Examples from other genres:

  • In Super Robot Wars OG Saga: Endless Frontier, the characters stuck in your back row once you've exceeded Arbitrary Headcount Limit can do this. (To say nothing of the deep pockets you get for the Party in My Pocket come the sequel, where rotating back-row support goes hand-in-hand with a separate tier of pure support characters.)
  • In League of Legends, in which you play a "Summoner" controlling a champion for use as an avatar, each player gets two slots for these powers and has to choose which of about 10 spells s/he is going to bring. They range from "Immediate champion healing" to "Flash Step" to "Kill It with Fire," and many of them can only be deployed in a certain range around your champion.

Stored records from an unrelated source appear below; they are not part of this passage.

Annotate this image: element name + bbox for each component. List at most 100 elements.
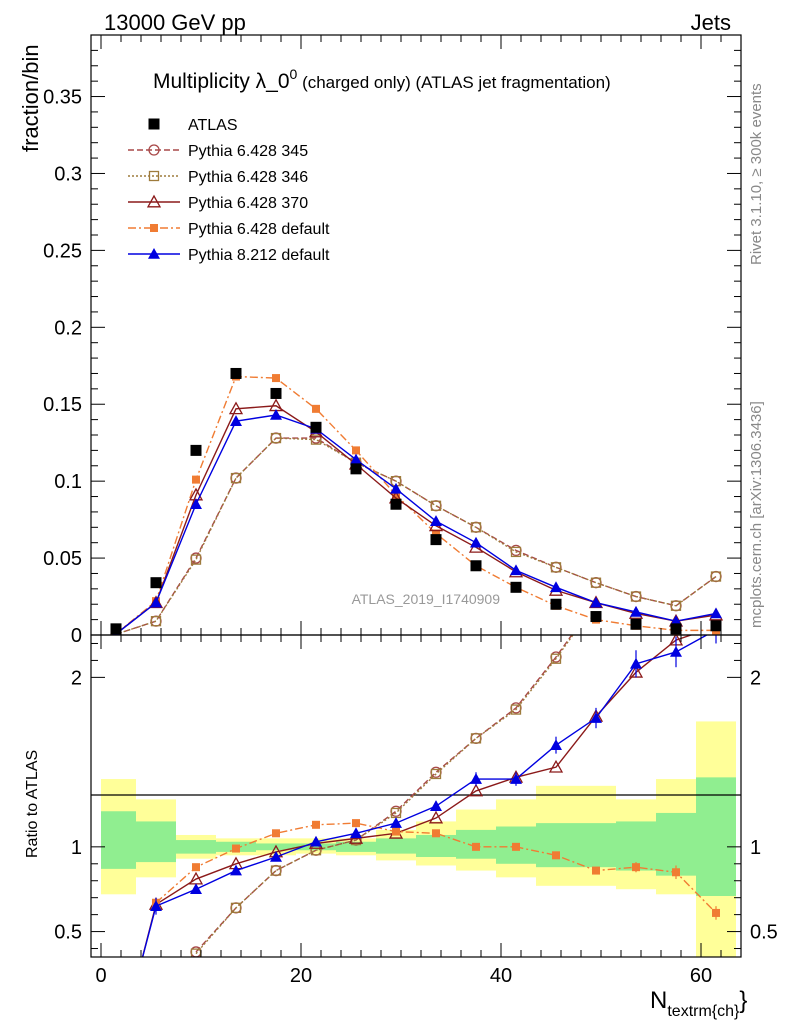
main-title-rest: (charged only) (ATLAS jet fragmentation) [297,73,610,92]
ratio-series-line [195,635,573,953]
ratio-data-point [432,829,440,838]
main-series-line [115,375,716,635]
main-data-point [310,421,322,433]
ratio-data-point [430,800,442,811]
main-data-point [190,444,202,456]
ratio-data-point [390,805,402,817]
ratio-data-point [712,908,720,917]
ratio-band-green [296,843,336,851]
main-data-point [270,432,282,444]
ratio-y-tick-label-right: 1 [750,837,761,859]
ratio-y-tick-label-right: 0.5 [750,922,778,944]
x-tick-label: 40 [490,965,512,987]
main-data-point [192,475,200,484]
legend-marker [148,144,160,156]
x-tick-label: 60 [690,965,712,987]
ratio-frame [90,634,742,958]
main-y-tick-label: 0.1 [54,471,82,493]
x-axis-label-main: N [650,987,667,1014]
main-y-tick-label: 0.2 [54,317,82,339]
ratio-data-point [550,653,562,664]
main-data-point [470,536,482,548]
main-data-point [710,620,722,632]
main-data-point [590,577,602,589]
main-data-point [510,581,522,593]
ratio-bands [101,721,736,957]
ratio-data-point [430,766,442,778]
main-data-point [590,611,602,623]
main-data-point [270,387,282,399]
legend-label: ATLAS [188,117,238,134]
main-data-point [390,498,402,510]
main-data-point [550,561,562,573]
main-panel: 00.050.10.150.20.250.30.35 fraction/bin … [18,34,742,647]
ratio-data-point [390,817,402,828]
ratio-data-point [428,810,444,824]
ratio-data-point [630,657,642,669]
ratio-data-point [670,645,682,657]
ratio-band-green [176,840,216,854]
main-data-point [550,562,562,573]
main-data-point [710,571,722,582]
ratio-data-point [312,820,320,829]
legend-label: Pythia 6.428 346 [188,169,308,186]
main-data-point [110,623,122,635]
main-data-point [392,491,400,499]
main-data-point [230,367,242,379]
main-data-point [390,482,402,494]
main-ticks: 0 0.05 0.1 0.15 0.2 0.25 0.3 0.35 [43,34,741,647]
legend-marker [150,224,158,232]
main-y-tick-label: 0 [71,625,82,647]
ratio-data-point [470,733,482,744]
main-data-point [630,618,642,630]
x-tick-label: 0 [95,965,106,987]
ratio-y-tick-label: 1 [71,837,82,859]
ratio-data-point [350,827,362,839]
ratio-marks [141,635,720,957]
main-data-point [590,596,602,608]
ratio-band-green [101,811,136,869]
rivet-label: Rivet 3.1.10, ≥ 300k events [748,83,765,265]
main-data-point [670,623,682,635]
main-data-point [670,600,682,611]
main-y-tick-label: 0.25 [43,240,82,262]
main-y-tick-label: 0.15 [43,394,82,416]
ratio-data-point [232,844,240,853]
main-data-point [510,564,522,576]
main-series-0 [110,367,722,635]
ratio-data-point [550,739,562,750]
main-y-tick-label: 0.3 [54,163,82,185]
ratio-series-line [141,635,709,957]
main-data-point [510,546,522,558]
ratio-data-point [590,712,602,723]
ratio-data-point [510,773,522,784]
ratio-series-1 [190,635,574,957]
ratio-data-point [150,900,162,911]
main-data-point [150,616,162,627]
x-axis-label: Ntextrm{ch}} [650,987,747,1020]
ratio-data-point [310,835,322,847]
main-data-point [228,401,244,415]
legend: ATLAS Pythia 6.428 345 Pythia 6.428 346 Pyt… [128,117,330,264]
x-axis-label-sub: textrm{ch} [667,1003,740,1020]
main-data-point [630,605,642,617]
ratio-series-0 [190,635,573,957]
ratio-data-point [512,842,520,851]
legend-marker [148,170,160,182]
ratio-data-point [230,864,242,876]
ratio-data-point [430,768,442,780]
mcplots-label: mcplots.cern.ch [arXiv:1306.3436] [748,401,765,628]
ratio-data-point [270,865,282,876]
legend-label: Pythia 6.428 default [188,221,330,238]
legend-label: Pythia 8.212 default [188,247,330,264]
main-data-point [190,498,202,510]
main-series-line [115,437,717,635]
ratio-data-point [468,783,484,797]
main-data-point [430,534,442,546]
ratio-data-point [472,842,480,851]
main-data-point [270,409,282,420]
main-data-point [590,577,602,588]
header-left: 13000 GeV pp [104,10,246,35]
legend-label: Pythia 6.428 370 [188,195,308,212]
ratio-data-point [632,863,640,872]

  • Hearthstone: Every class has a unique Hero Power, which is a 2 mana (1 mana for the Demon Hunter) ability that has a minor effect and can be used once a turn. It's very mana inefficient - for example, the Paladin hero power summons a 1/1 minion with no effect, something you can play for 0 mana typically - but costs no card advantage to use. It's also nice when your starting hand is terrible, giving you something to do at the very least.
Helldivers II has Stratagems, which launch orbital bombardments, stunning EMP barrages, and drops sentry turrets on the field.